During the past year I have been doing some working out. No no there is no fitbit involved. Are you crazy? My physical activity includes a strict refusal of pointless efforts. I deliberately choose to use the bike rather than the bus, it has the purpose of transportation,. But just getting sweaty for the sake of it, well, that’s not my thing. I’m talking about a git-commit working out. I decided to have one commit a day on github (minimum) and instead of the fitbit or whatever phone app, I used the github timeline as a monitor.
So that’s one year now and I got my github timeline all green. In itself it doesn’t achieve anything except for myself. I mean, it’s quite easy to fill up a timeline with fake entries. But by getting this challenge of one commit a day, it led to some valuable outcomes. I got some more work projects validated to be published as open source. Whenever I was not feeling inspired for code commit, I was chasing typoes in my Readme’s, or dependencies upgrades in my gems.

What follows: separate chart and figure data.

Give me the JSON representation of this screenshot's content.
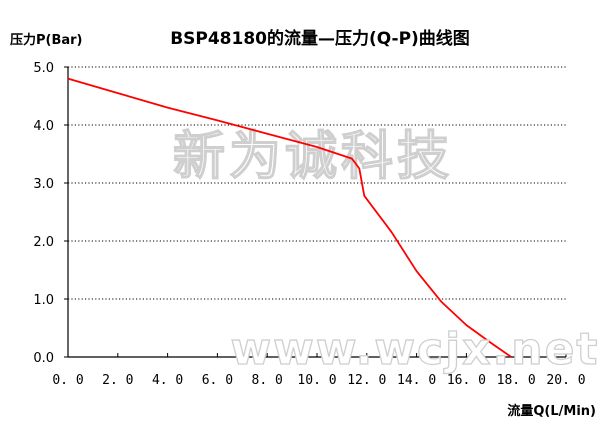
{
  "chart_data": {
    "type": "line",
    "title": "BSP48180的流量—压力(Q-P)曲线图",
    "ylabel": "压力P(Bar)",
    "xlabel": "流量Q(L/Min)",
    "xlim": [
      0,
      20
    ],
    "ylim": [
      0,
      5
    ],
    "x_ticks": [
      "0.0",
      "2.0",
      "4.0",
      "6.0",
      "8.0",
      "10.0",
      "12.0",
      "14.0",
      "16.0",
      "18.0",
      "20.0"
    ],
    "y_ticks": [
      "0.0",
      "1.0",
      "2.0",
      "3.0",
      "4.0",
      "5.0"
    ],
    "grid": "horizontal dotted",
    "series": [
      {
        "color": "#ff0000",
        "points": [
          [
            0.0,
            4.8
          ],
          [
            2.0,
            4.55
          ],
          [
            4.0,
            4.3
          ],
          [
            6.0,
            4.08
          ],
          [
            8.0,
            3.85
          ],
          [
            10.0,
            3.62
          ],
          [
            11.4,
            3.42
          ],
          [
            11.7,
            3.25
          ],
          [
            11.9,
            2.78
          ],
          [
            13.0,
            2.15
          ],
          [
            14.0,
            1.48
          ],
          [
            15.0,
            0.95
          ],
          [
            16.0,
            0.55
          ],
          [
            17.0,
            0.24
          ],
          [
            17.8,
            0.0
          ]
        ]
      }
    ]
  },
  "watermark": {
    "cn_text": "新为诚科技",
    "url_text": "www.wcjx.net"
  }
}
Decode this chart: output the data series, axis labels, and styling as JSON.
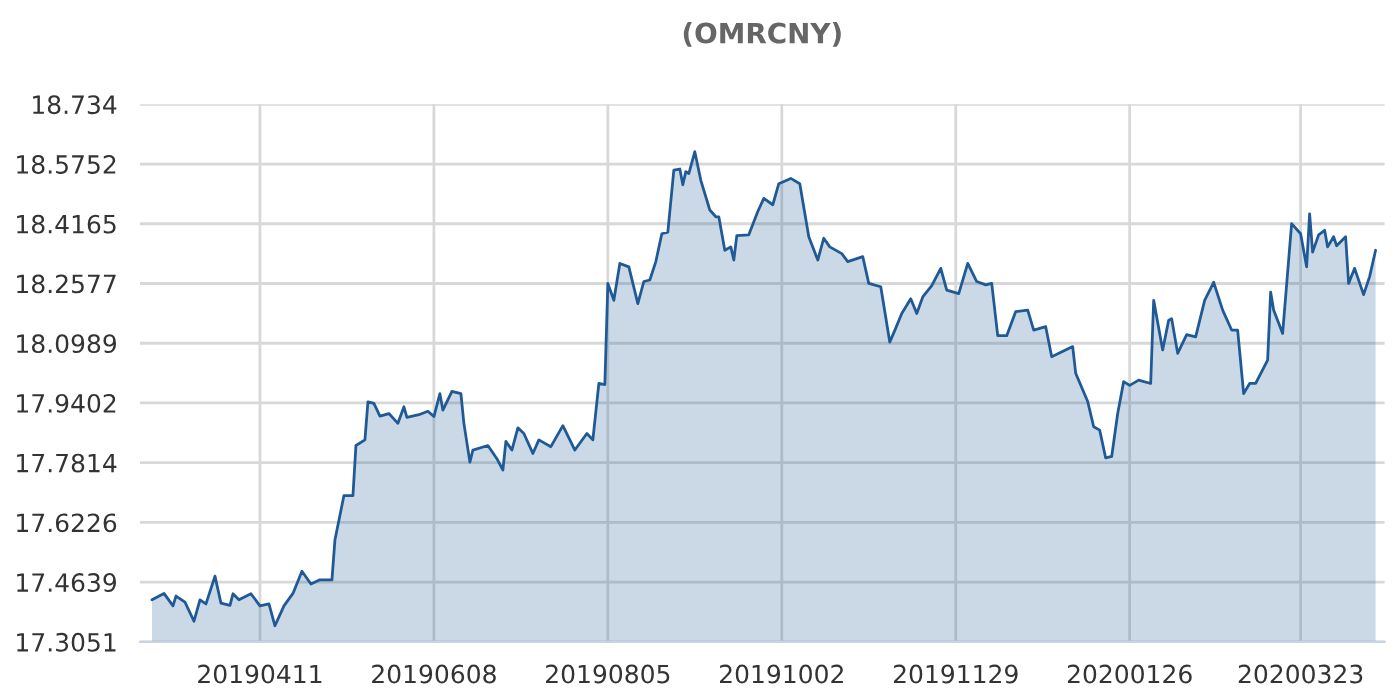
{
  "chart_data": {
    "type": "area",
    "title": "(OMRCNY)",
    "x": [
      "2019-03-06",
      "2019-03-10",
      "2019-03-13",
      "2019-03-14",
      "2019-03-17",
      "2019-03-20",
      "2019-03-22",
      "2019-03-24",
      "2019-03-27",
      "2019-03-29",
      "2019-04-01",
      "2019-04-02",
      "2019-04-04",
      "2019-04-08",
      "2019-04-11",
      "2019-04-14",
      "2019-04-16",
      "2019-04-19",
      "2019-04-22",
      "2019-04-25",
      "2019-04-28",
      "2019-05-01",
      "2019-05-05",
      "2019-05-06",
      "2019-05-09",
      "2019-05-12",
      "2019-05-13",
      "2019-05-16",
      "2019-05-17",
      "2019-05-19",
      "2019-05-21",
      "2019-05-24",
      "2019-05-27",
      "2019-05-29",
      "2019-05-30",
      "2019-06-03",
      "2019-06-06",
      "2019-06-08",
      "2019-06-10",
      "2019-06-11",
      "2019-06-14",
      "2019-06-17",
      "2019-06-18",
      "2019-06-20",
      "2019-06-21",
      "2019-06-26",
      "2019-06-29",
      "2019-07-01",
      "2019-07-02",
      "2019-07-04",
      "2019-07-06",
      "2019-07-08",
      "2019-07-11",
      "2019-07-13",
      "2019-07-17",
      "2019-07-21",
      "2019-07-25",
      "2019-07-29",
      "2019-07-31",
      "2019-08-02",
      "2019-08-04",
      "2019-08-05",
      "2019-08-07",
      "2019-08-09",
      "2019-08-12",
      "2019-08-15",
      "2019-08-17",
      "2019-08-19",
      "2019-08-21",
      "2019-08-23",
      "2019-08-25",
      "2019-08-27",
      "2019-08-29",
      "2019-08-30",
      "2019-08-31",
      "2019-09-01",
      "2019-09-03",
      "2019-09-05",
      "2019-09-08",
      "2019-09-10",
      "2019-09-11",
      "2019-09-13",
      "2019-09-15",
      "2019-09-16",
      "2019-09-17",
      "2019-09-21",
      "2019-09-24",
      "2019-09-26",
      "2019-09-29",
      "2019-10-01",
      "2019-10-05",
      "2019-10-08",
      "2019-10-11",
      "2019-10-14",
      "2019-10-16",
      "2019-10-18",
      "2019-10-22",
      "2019-10-24",
      "2019-10-29",
      "2019-10-31",
      "2019-11-04",
      "2019-11-07",
      "2019-11-09",
      "2019-11-11",
      "2019-11-14",
      "2019-11-16",
      "2019-11-18",
      "2019-11-21",
      "2019-11-24",
      "2019-11-26",
      "2019-11-30",
      "2019-12-03",
      "2019-12-06",
      "2019-12-09",
      "2019-12-11",
      "2019-12-13",
      "2019-12-16",
      "2019-12-19",
      "2019-12-23",
      "2019-12-25",
      "2019-12-29",
      "2019-12-31",
      "2020-01-07",
      "2020-01-08",
      "2020-01-12",
      "2020-01-14",
      "2020-01-16",
      "2020-01-18",
      "2020-01-20",
      "2020-01-22",
      "2020-01-24",
      "2020-01-26",
      "2020-01-29",
      "2020-02-02",
      "2020-02-03",
      "2020-02-06",
      "2020-02-08",
      "2020-02-09",
      "2020-02-11",
      "2020-02-14",
      "2020-02-17",
      "2020-02-20",
      "2020-02-23",
      "2020-02-26",
      "2020-02-29",
      "2020-03-02",
      "2020-03-04",
      "2020-03-06",
      "2020-03-08",
      "2020-03-12",
      "2020-03-13",
      "2020-03-14",
      "2020-03-17",
      "2020-03-20",
      "2020-03-23",
      "2020-03-25",
      "2020-03-26",
      "2020-03-27",
      "2020-03-29",
      "2020-03-31",
      "2020-04-01",
      "2020-04-03",
      "2020-04-04",
      "2020-04-07",
      "2020-04-08",
      "2020-04-10",
      "2020-04-13",
      "2020-04-15",
      "2020-04-17"
    ],
    "series": [
      {
        "color": "#1f5a96",
        "values": [
          17.417,
          17.434,
          17.401,
          17.427,
          17.411,
          17.36,
          17.417,
          17.406,
          17.48,
          17.408,
          17.402,
          17.433,
          17.417,
          17.433,
          17.401,
          17.406,
          17.348,
          17.401,
          17.434,
          17.493,
          17.459,
          17.47,
          17.47,
          17.576,
          17.694,
          17.694,
          17.827,
          17.842,
          17.943,
          17.939,
          17.905,
          17.912,
          17.886,
          17.93,
          17.902,
          17.909,
          17.918,
          17.904,
          17.965,
          17.921,
          17.971,
          17.965,
          17.886,
          17.783,
          17.815,
          17.827,
          17.792,
          17.762,
          17.838,
          17.815,
          17.874,
          17.859,
          17.806,
          17.842,
          17.824,
          17.88,
          17.815,
          17.859,
          17.842,
          17.992,
          17.989,
          18.258,
          18.213,
          18.311,
          18.302,
          18.204,
          18.263,
          18.267,
          18.316,
          18.39,
          18.394,
          18.559,
          18.562,
          18.52,
          18.555,
          18.55,
          18.608,
          18.532,
          18.453,
          18.435,
          18.435,
          18.346,
          18.355,
          18.32,
          18.385,
          18.387,
          18.449,
          18.484,
          18.467,
          18.523,
          18.537,
          18.523,
          18.382,
          18.32,
          18.378,
          18.355,
          18.337,
          18.316,
          18.329,
          18.258,
          18.249,
          18.102,
          18.139,
          18.178,
          18.217,
          18.178,
          18.222,
          18.252,
          18.298,
          18.24,
          18.231,
          18.311,
          18.263,
          18.254,
          18.258,
          18.119,
          18.119,
          18.183,
          18.187,
          18.134,
          18.143,
          18.063,
          18.09,
          18.019,
          17.944,
          17.877,
          17.868,
          17.794,
          17.798,
          17.912,
          17.997,
          17.987,
          18.001,
          17.992,
          18.213,
          18.081,
          18.16,
          18.164,
          18.072,
          18.122,
          18.116,
          18.213,
          18.261,
          18.187,
          18.134,
          18.134,
          17.965,
          17.992,
          17.992,
          18.054,
          18.235,
          18.187,
          18.125,
          18.417,
          18.39,
          18.302,
          18.443,
          18.341,
          18.387,
          18.399,
          18.355,
          18.382,
          18.358,
          18.382,
          18.258,
          18.298,
          18.228,
          18.276,
          18.346
        ]
      }
    ],
    "xlim": [
      "2019-03-02",
      "2020-04-20"
    ],
    "xticks": [
      {
        "value": "2019-04-11",
        "label": "20190411"
      },
      {
        "value": "2019-06-08",
        "label": "20190608"
      },
      {
        "value": "2019-08-05",
        "label": "20190805"
      },
      {
        "value": "2019-10-02",
        "label": "20191002"
      },
      {
        "value": "2019-11-29",
        "label": "20191129"
      },
      {
        "value": "2020-01-26",
        "label": "20200126"
      },
      {
        "value": "2020-03-23",
        "label": "20200323"
      }
    ],
    "ylim": [
      17.3051,
      18.734
    ],
    "yticks": [
      17.3051,
      17.4639,
      17.6226,
      17.7814,
      17.9402,
      18.0989,
      18.2577,
      18.4165,
      18.5752,
      18.734
    ],
    "grid": true,
    "legend": false,
    "line_style": "solid",
    "marker": "none"
  }
}
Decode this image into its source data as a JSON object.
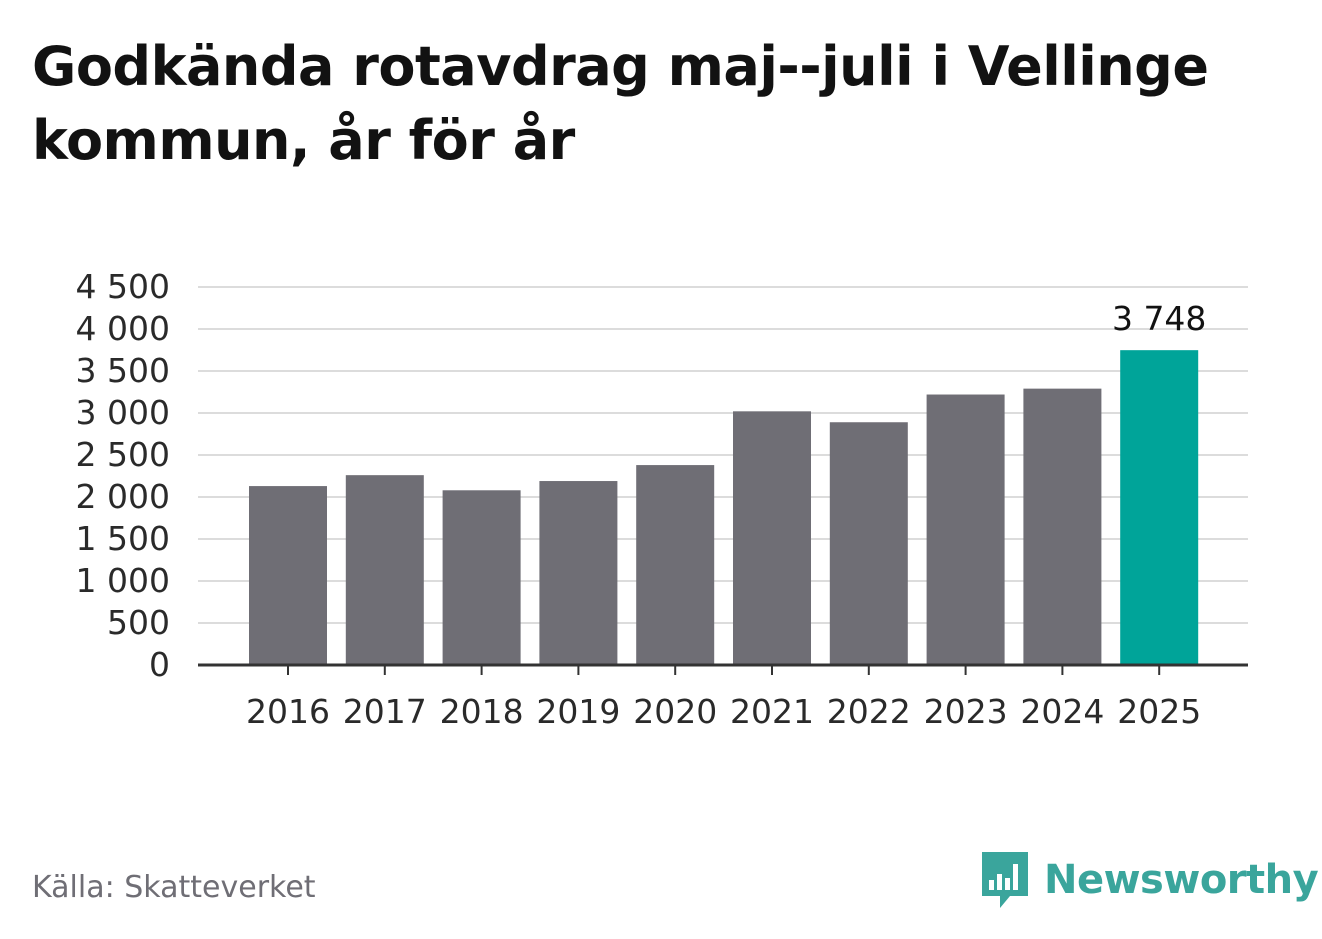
{
  "title": "Godkända rotavdrag maj--juli i Vellinge kommun, år för år",
  "source": "Källa: Skatteverket",
  "brand": {
    "name": "Newsworthy",
    "icon": "newsworthy-logo-icon",
    "color": "#3aa59c"
  },
  "colors": {
    "bar": "#6f6e75",
    "highlight": "#00a499",
    "grid": "#dcdcdc",
    "axis": "#333333"
  },
  "chart_data": {
    "type": "bar",
    "categories": [
      "2016",
      "2017",
      "2018",
      "2019",
      "2020",
      "2021",
      "2022",
      "2023",
      "2024",
      "2025"
    ],
    "values": [
      2130,
      2260,
      2080,
      2190,
      2380,
      3020,
      2890,
      3220,
      3290,
      3748
    ],
    "highlight_index": 9,
    "data_labels": {
      "9": "3 748"
    },
    "ylim": [
      0,
      4500
    ],
    "yticks": [
      0,
      500,
      1000,
      1500,
      2000,
      2500,
      3000,
      3500,
      4000,
      4500
    ],
    "ytick_labels": [
      "0",
      "500",
      "1 000",
      "1 500",
      "2 000",
      "2 500",
      "3 000",
      "3 500",
      "4 000",
      "4 500"
    ],
    "grid": true,
    "legend": false
  }
}
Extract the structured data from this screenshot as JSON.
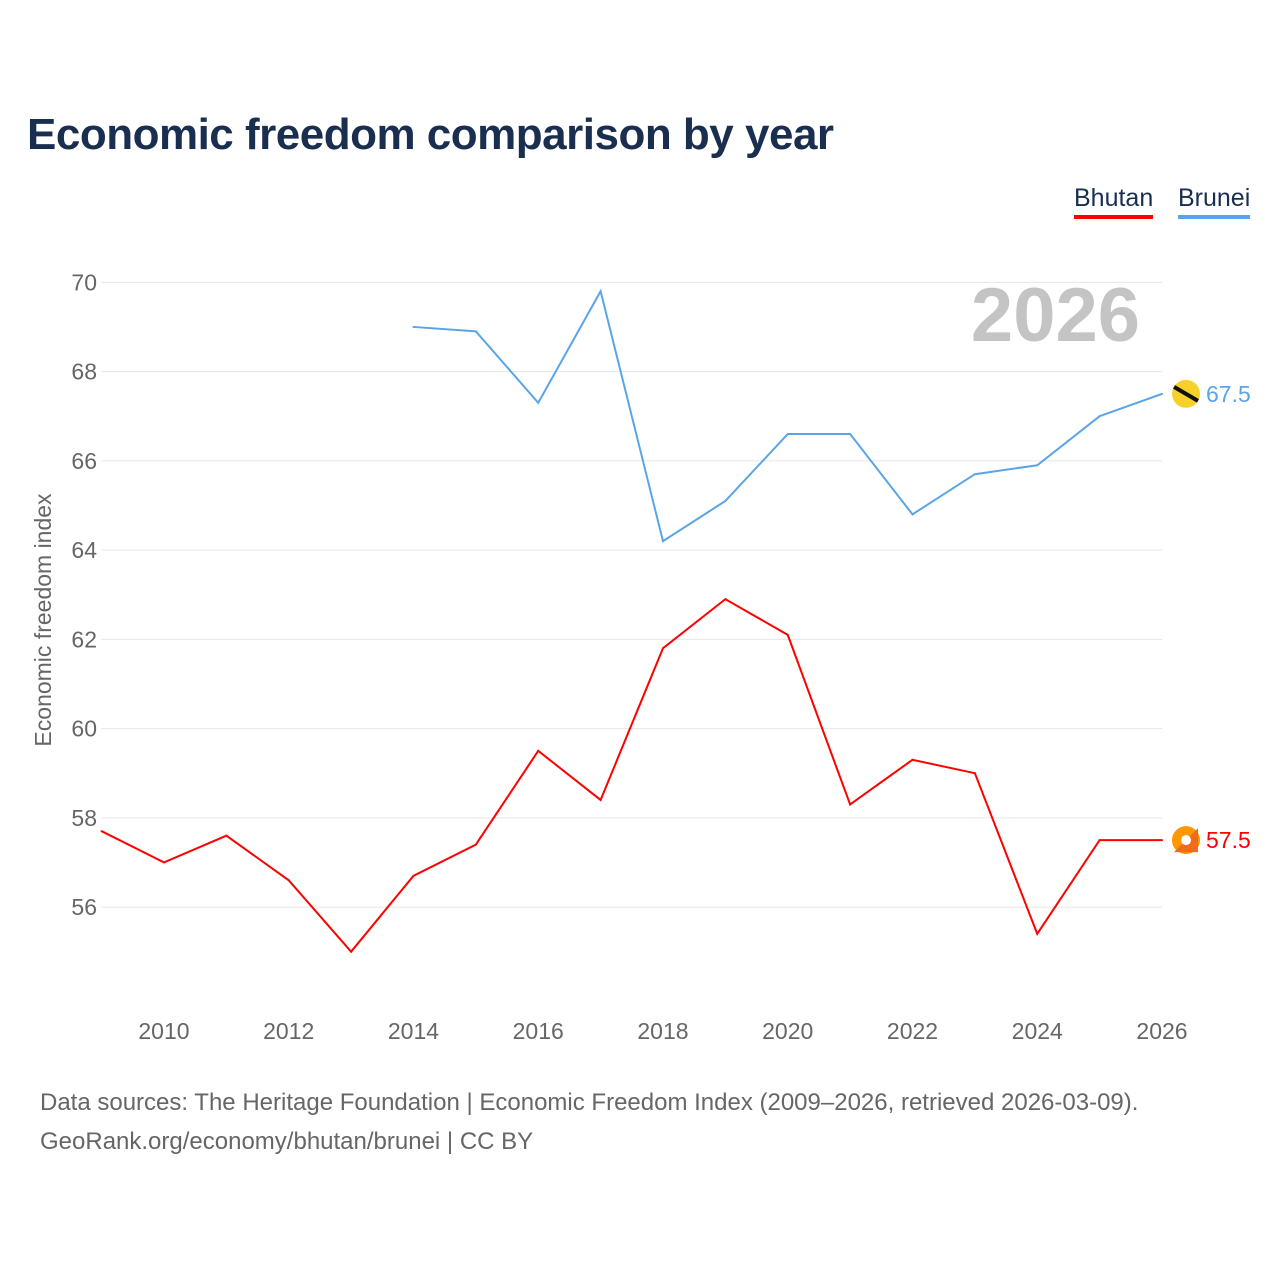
{
  "chart_data": {
    "type": "line",
    "title": "Economic freedom comparison by year",
    "xlabel": "",
    "ylabel": "Economic freedom index",
    "xlim": [
      2009,
      2026
    ],
    "ylim": [
      54.5,
      70.5
    ],
    "grid": true,
    "legend_position": "top-right",
    "watermark_year": "2026",
    "x_ticks": [
      "2010",
      "2012",
      "2014",
      "2016",
      "2018",
      "2020",
      "2022",
      "2024",
      "2026"
    ],
    "y_ticks": [
      "56",
      "58",
      "60",
      "62",
      "64",
      "66",
      "68",
      "70"
    ],
    "series": [
      {
        "name": "Bhutan",
        "color": "#ff0000",
        "end_label": "57.5",
        "x": [
          2009,
          2010,
          2011,
          2012,
          2013,
          2014,
          2015,
          2016,
          2017,
          2018,
          2019,
          2020,
          2021,
          2022,
          2023,
          2024,
          2025,
          2026
        ],
        "values": [
          57.7,
          57.0,
          57.6,
          56.6,
          55.0,
          56.7,
          57.4,
          59.5,
          58.4,
          61.8,
          62.9,
          62.1,
          58.3,
          59.3,
          59.0,
          55.4,
          57.5,
          57.5
        ]
      },
      {
        "name": "Brunei",
        "color": "#5aa5e8",
        "end_label": "67.5",
        "x": [
          2014,
          2015,
          2016,
          2017,
          2018,
          2019,
          2020,
          2021,
          2022,
          2023,
          2024,
          2025,
          2026
        ],
        "values": [
          69.0,
          68.9,
          67.3,
          69.8,
          64.2,
          65.1,
          66.6,
          66.6,
          64.8,
          65.7,
          65.9,
          67.0,
          67.5
        ]
      }
    ]
  },
  "sources": {
    "line1": "Data sources: The Heritage Foundation | Economic Freedom Index (2009–2026, retrieved 2026-03-09).",
    "line2": "GeoRank.org/economy/bhutan/brunei | CC BY"
  }
}
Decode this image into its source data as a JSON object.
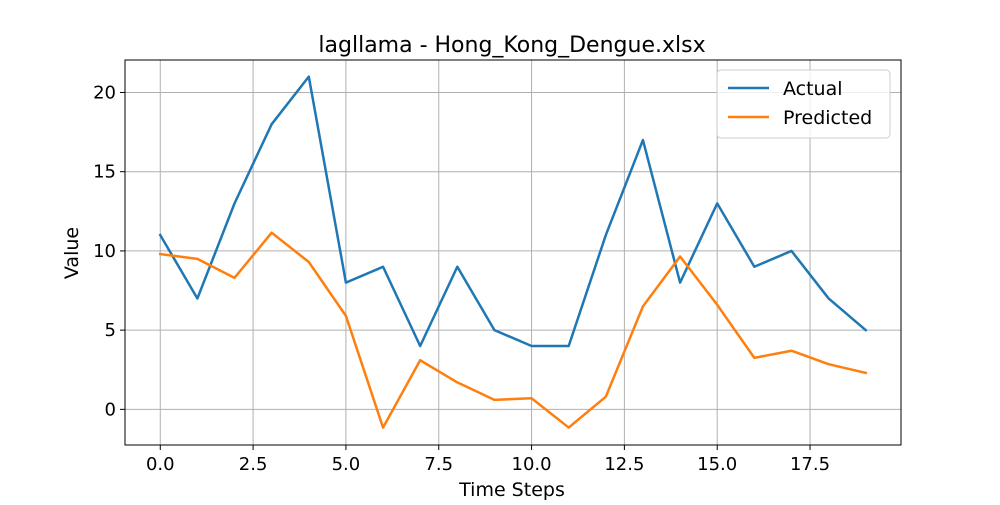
{
  "chart_data": {
    "type": "line",
    "title": "lagllama - Hong_Kong_Dengue.xlsx",
    "xlabel": "Time Steps",
    "ylabel": "Value",
    "x": [
      0,
      1,
      2,
      3,
      4,
      5,
      6,
      7,
      8,
      9,
      10,
      11,
      12,
      13,
      14,
      15,
      16,
      17,
      18,
      19
    ],
    "xlim": [
      -0.95,
      19.95
    ],
    "ylim": [
      -2.25,
      22.05
    ],
    "xticks": [
      0.0,
      2.5,
      5.0,
      7.5,
      10.0,
      12.5,
      15.0,
      17.5
    ],
    "xtick_labels": [
      "0.0",
      "2.5",
      "5.0",
      "7.5",
      "10.0",
      "12.5",
      "15.0",
      "17.5"
    ],
    "yticks": [
      0,
      5,
      10,
      15,
      20
    ],
    "ytick_labels": [
      "0",
      "5",
      "10",
      "15",
      "20"
    ],
    "grid": true,
    "legend_position": "top-right",
    "series": [
      {
        "name": "Actual",
        "color": "#1f77b4",
        "values": [
          11,
          7,
          13,
          18,
          21,
          8,
          9,
          4,
          9,
          5,
          4,
          4,
          11,
          17,
          8,
          13,
          9,
          10,
          7,
          5
        ]
      },
      {
        "name": "Predicted",
        "color": "#ff7f0e",
        "values": [
          9.8,
          9.5,
          8.3,
          11.15,
          9.3,
          5.9,
          -1.15,
          3.1,
          1.7,
          0.6,
          0.7,
          -1.15,
          0.8,
          6.5,
          9.65,
          6.6,
          3.25,
          3.7,
          2.85,
          2.3
        ]
      }
    ]
  }
}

Overall, it had quite a good impact on my coding publication, on the updating of my blog (well, that blpg mostly gather the rants I do here), and various other small details. Well, I’m not a very famous open source coder, just an average joe. But a persistent one. It’s very easy to just upload shit on github and forget about it. Having this regular commitment made me come back on some old things, keep them current somehow.
Getting some routine in place that includes open source activity has various benefits, even when you don’t have an audience. You should try it.